Sun's outer visible layer is called the photosphere and has a temperature of 6,000 C (11,000 F).

This layer has a mottled appearance due to the turbulent eruptions of energy at the

surface. Solar energy is created deep within the core of the Sun. It is here that the temperature

(15,000,000 C; 27,000,000 F) and pressure (340 billion times Earth's air pressure at sea level)

is so intense that nuclear reactions take place. This reaction causes four protons or

hydrogen nuclei to fuse together to form one alpha particle or helium nucleus. The alpha

particle is about 0.7 percent less massive than the four protons. The difference in mass is

expelled as energy and is carried to the surface of the Sun, through a process known as convection,

where it is released as light and heat. Energy generated in the Sun's core takes a million years to

reach its surface.
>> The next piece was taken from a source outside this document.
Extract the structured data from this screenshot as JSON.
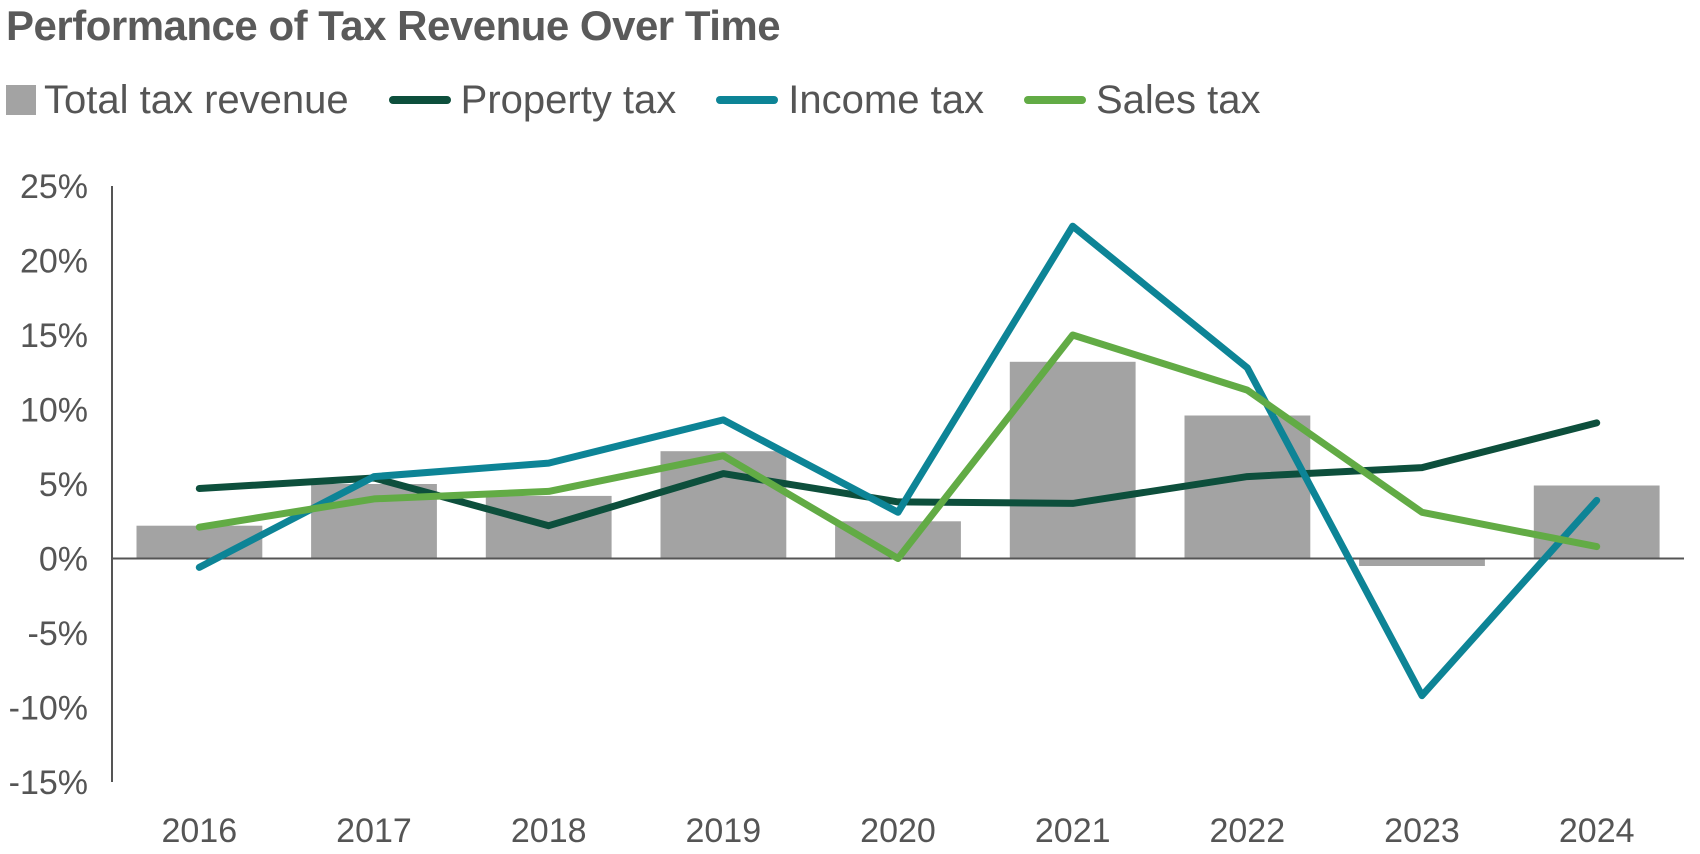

The chromosphere is above the photosphere, solar energy passes through this

region on its way out from the center of the Sun. Faculae and flares arise in the chromosphere.

Faculae are bright luminous hydrogen clouds which form above regions where sunspots are about to

form. Flares are bright filaments of hot gas emerging from sunspot regions. Sunspots are dark

depressions on the photosphere with a typical temperature of 4,000 C (7,000 F). Corona is the outer part of the Sun's atmosphere. It is

in this region that prominences appear. Prominences are immense clouds of glowing gas

that erupt from the upper chromosphere. The outer region of the corona stretches far into space and

consists of particles traveling slowly away from the Sun. The corona can only be seen

during total solar eclipses.

It is a thin layer that produces the radiation transmitted into space. At this distance from the

sun, photons are more likely to escape than be absorbed. The main feature of this

region is as follows (i) height about 100 kilometers (ii) radiation temperature is about

5780 Kelvin (peak output is the center of visible light) (iii) photospheric temperature ranges

from 6600 Kelvin at the bottom to 4300 Kelvin (temperature minimum) at the top (iv) density is

about one hundred millionth of water (v) pressure is one hundredth of an atmosphere. The

photosphere is the transition from the convection zone to a convectively stable atmosphere. For

photons to freely leave the sun, the atmosphere does not have as many absorbing atoms

per unit volume. Decreasing density contributes to the transparency.